Iranian hostility to the United States dated back to the Central Intelligence Agency's intervention in 1953, when it engineered a coup that replaced popular Iranian Prime Minister Mohammed Mossadeq, who had nationalized foreign oil holdings, with the unpopular Shah. Subsequently, the United States became one of the Shah's biggest boosters. It was responsible, among other things, for training his dreaded secret police. The takeover of the U.S. Embassy was triggered by the Carter administration's decision to admit the Shah to the United States for medical treatment--a decision that (however humane) reinforced perception that the United States was the "Great Satan."

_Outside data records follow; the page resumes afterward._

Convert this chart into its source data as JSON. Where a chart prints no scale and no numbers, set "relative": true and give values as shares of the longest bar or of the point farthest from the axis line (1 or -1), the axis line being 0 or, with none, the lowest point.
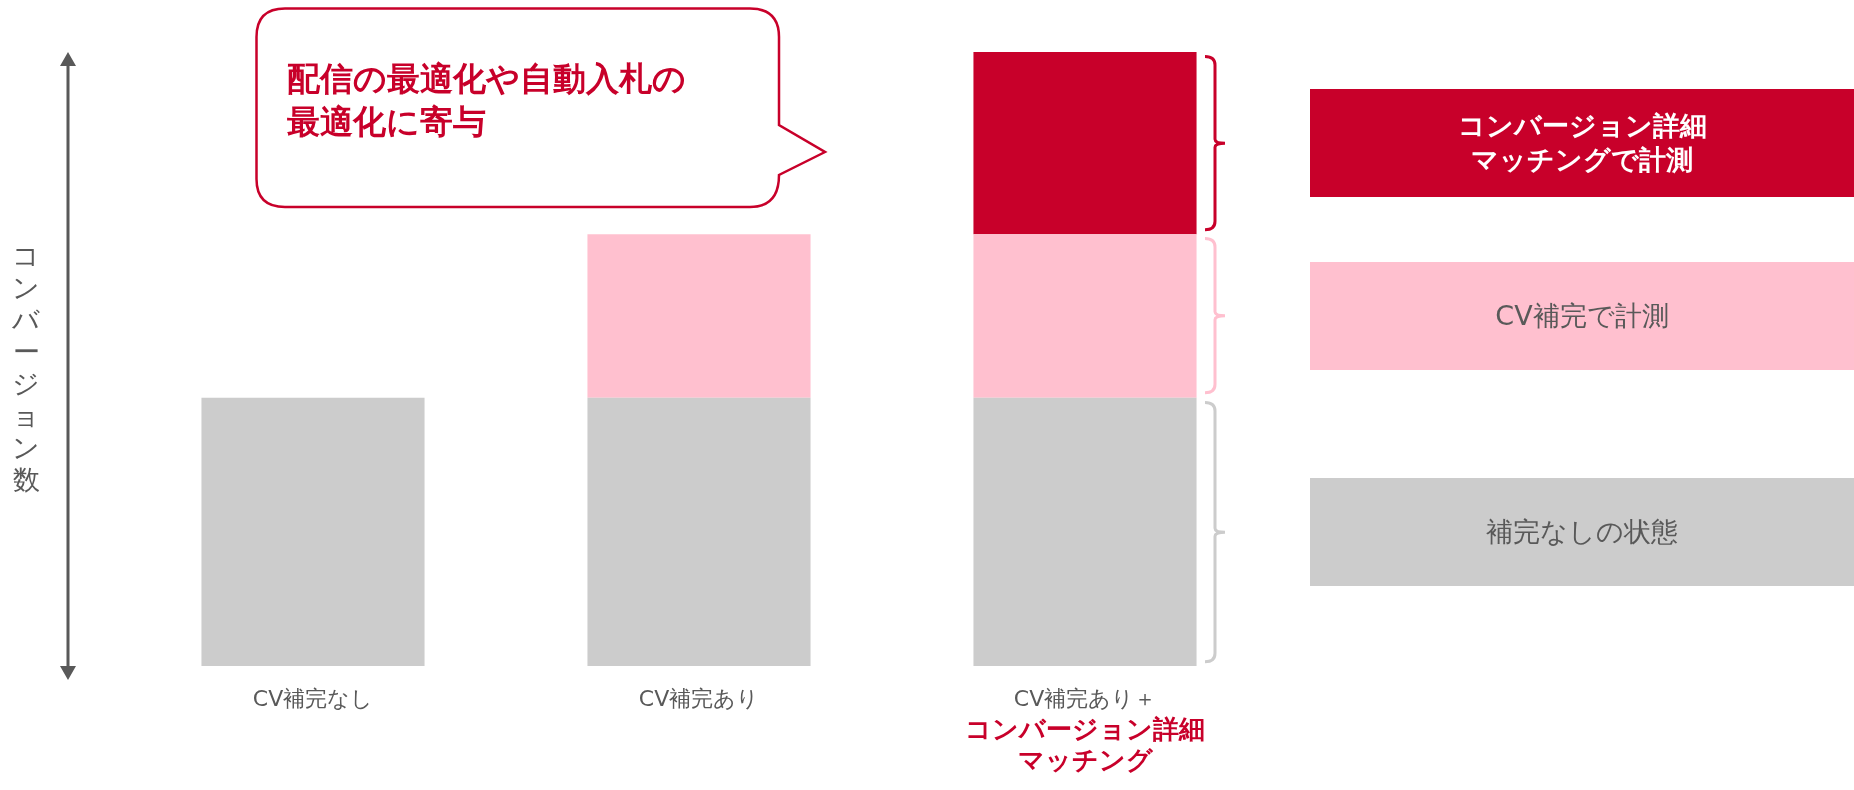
{
  "chart_data": {
    "type": "bar",
    "stacked": true,
    "relative": true,
    "legend": "right",
    "ylabel": "コンバージョン数",
    "categories": [
      "CV補完なし",
      "CV補完あり",
      "CV補完あり＋コンバージョン詳細マッチング"
    ],
    "series": [
      {
        "name": "補完なしの状態",
        "color": "#cccccc",
        "values": [
          0.437,
          0.437,
          0.437
        ]
      },
      {
        "name": "CV補完で計測",
        "color": "#ffc0cf",
        "values": [
          null,
          0.266,
          0.266
        ]
      },
      {
        "name": "コンバージョン詳細マッチングで計測",
        "color": "#c8002a",
        "values": [
          null,
          null,
          0.297
        ]
      }
    ],
    "annotations": [
      "配信の最適化や自動入札の最適化に寄与"
    ]
  }
}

After the hostages were released, the United States retained sanctions on Iran, and, in 1983, after a visit of envoy Donald Rumsfeld to Baghdad, the Reagan administration began actively supporting Iraq in its war with Iran, which Saddam Hussein had provoked in September 1980. That war cost the Iranians over a million lives. Iran would exact its own revenge in new hostages and terrorist attacks, but, after the death of Khomeini in 1989, it would make periodic attempts to restore relations between the countries. Iranian President Ali Akbar Hashemi Rafsanjani would make overtures in 1991 to George H.W. Bush's administration and, in 1995, to the Clinton administration. In 1998, the new reform administration of Mohammed Khatami explicitly rejected terrorism and expressed regret for the embassy takeover and declared "an intellectual affinity with the essence of American civilization." All these overtures were ignored, although both the George H.W. Bush and Clinton administrations avoided incendiary rhetoric against Iran.

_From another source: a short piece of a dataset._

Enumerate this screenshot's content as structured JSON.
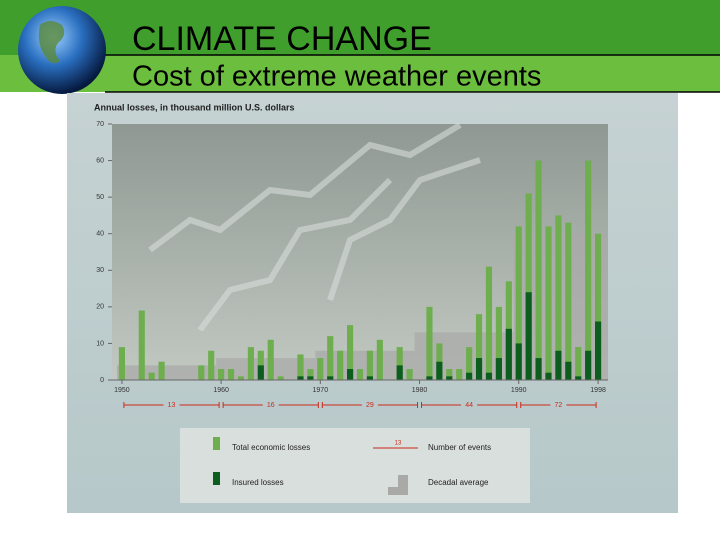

After September 11, the Khatami government cooperated with George W. Bush's administration in Afghanistan. (Syria also helped in the battle against Al Qaeda.) But, in January 2002, Bush pronounced Iran part of an "axis of evil." That would seem to have ended any chance of rapprochement, but, in May 2003, an Iranian representative proposed to the Bush administration a comprehensive agreement that would include Iranian nuclear policy and its policy toward Israel. Still, the Bush administration ignored this proposal.
The Bush administration was never interested in negotiating with Khatami's government, but in overthrowing it. And, ironically, it may have succeeded. Bush's intransigence toward Iran's reformers probably contributed to their eclipse in Iranian politics and to the victory in the presidential election of anti-American, anti-Israel demagogue Mahmoud Ahmadinejad. There are still factions in Iran that advocate renewed relations with the United States, but, with Ahmadinejad's ascension, they are in disfavor. So the Bush administration's rejection of any diplomatic initiative toward Iran has made Iran more intransigent. And it has also robbed the United States of a potential partner in trying to stabilize Iraq.
Secretary of State Condoleezza Rice's willingness to negotiate with Iran over its nuclear plans did suggest a departure from past policy, but Rice appears to have been rebuked when she suggested that the United States attempt to broaden its negotiations during the recent war between Israel and Hezbollah. Clearly, the administration is still committed to a policy that precludes any renewal of relations with Iran or Syria. Such a policy--like the older post-World War II policy against China--will only make things worse in the Middle East. But who can argue with an administration that out of current conflagration expected a "new Middle East" to emerge?
John B. Judis is a senior editor at The New Republic and a visiting scholar at the Carnegie Endowment for International Peace.